There are many types of decorating trends that complement a split-level home. A good portion of split levels have a modern or contemporary aesthetic, providing a clean and simple backdrop for a minimalist, Asian fusion, mid-century modern, modern vintage or bohemian chic interior. You can try low, modular furniture with clean lines and minimal orientation to draw the eye to large format paintings or architectural features such as picture windows. For a more funky look, create a focal point in the room with a bright or highly designed piece of furniture, such as a periwinkle blue coffee table, a paisley couch or a retro 1950s Formica table surrounded by bright red vinyl diner chairs.
A well-decorated split-level home has flow. Furniture does not block the passage of natural light or the flow of traffic. Small rugs or bamboo mats punctuate floor space and guide people toward rooms' exit and entry points. Subtle, changeable room dividers such as low tables, upholstered ottomans or Shoji screens allow for shifting space and decor needs. Emphasize architectural features such as door and window frames by hanging leafy plants nearby or surrounding them with artwork.

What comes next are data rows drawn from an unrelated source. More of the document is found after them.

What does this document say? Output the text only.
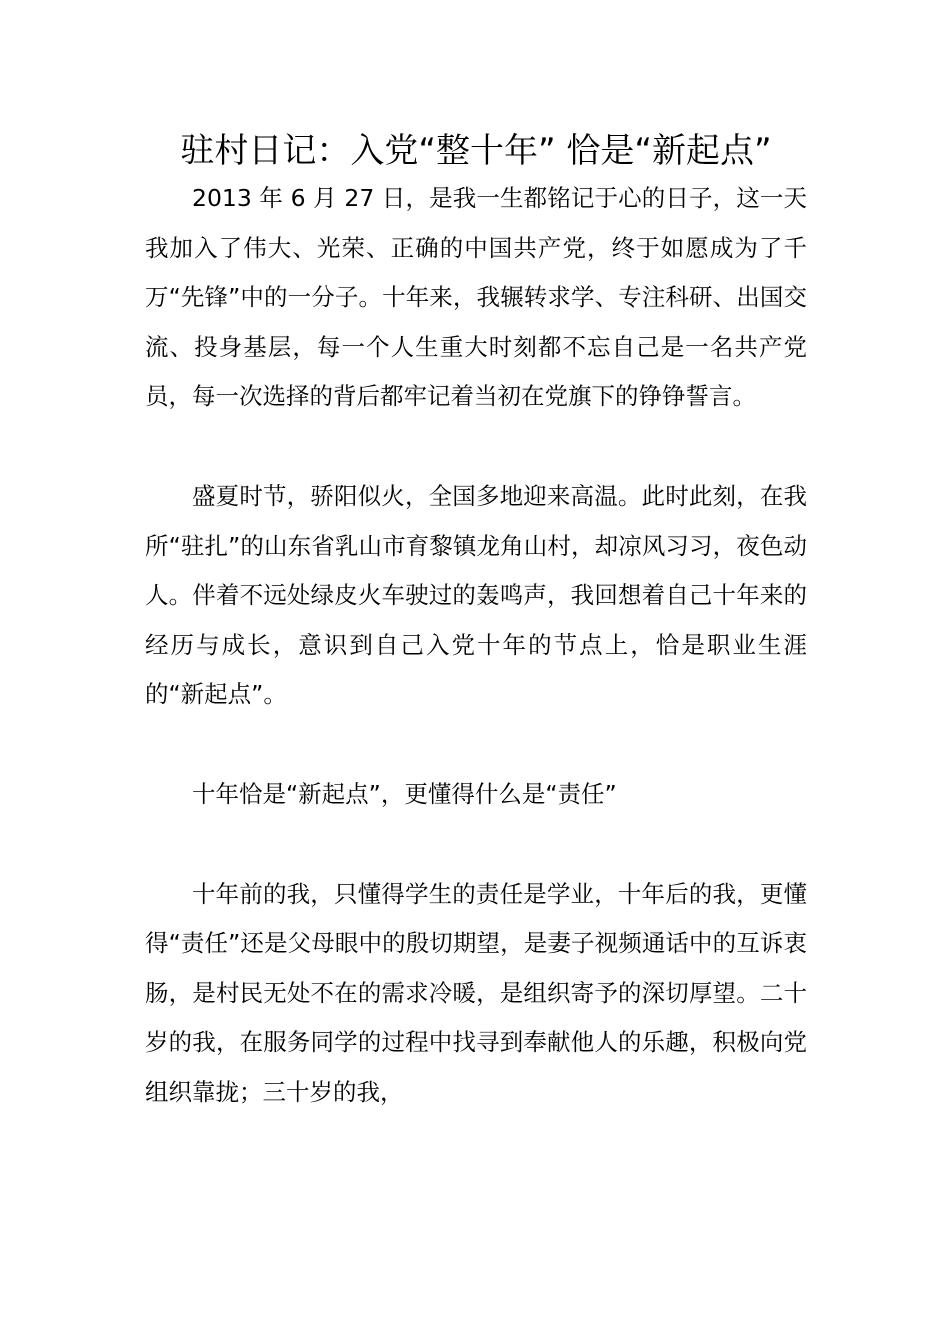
驻村日记：入党“整十年” 恰是“新起点”

2013 年 6 月 27 日，是我一生都铭记于心的日子，这一天我加入了伟大、光荣、正确的中国共产党，终于如愿成为了千万“先锋”中的一分子。十年来，我辗转求学、专注科研、出国交流、投身基层，每一个人生重大时刻都不忘自己是一名共产党员，每一次选择的背后都牢记着当初在党旗下的铮铮誓言。

盛夏时节，骄阳似火，全国多地迎来高温。此时此刻，在我所“驻扎”的山东省乳山市育黎镇龙角山村，却凉风习习，夜色动人。伴着不远处绿皮火车驶过的轰鸣声，我回想着自己十年来的经历与成长，意识到自己入党十年的节点上，恰是职业生涯的“新起点”。

十年恰是“新起点”，更懂得什么是“责任”

十年前的我，只懂得学生的责任是学业，十年后的我，更懂得“责任”还是父母眼中的殷切期望，是妻子视频通话中的互诉衷肠，是村民无处不在的需求冷暖，是组织寄予的深切厚望。二十岁的我，在服务同学的过程中找寻到奉献他人的乐趣，积极向党组织靠拢；三十岁的我，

Use accessories to add space-specific accents to your split-level home's interior. A series of three pendant lights over a dining table adds a sophisticated touch. A wrought iron chandelier in an entryway sets a rustic tone or, if you paint it antique white, creates a cottage look. Add a touch of bohemian modernism to a fireplace mantel by suspending party lights in painted paper shades over it. Wall sconces add an architectural element to the many stairwells or hallways you sometimes find in split-level homes.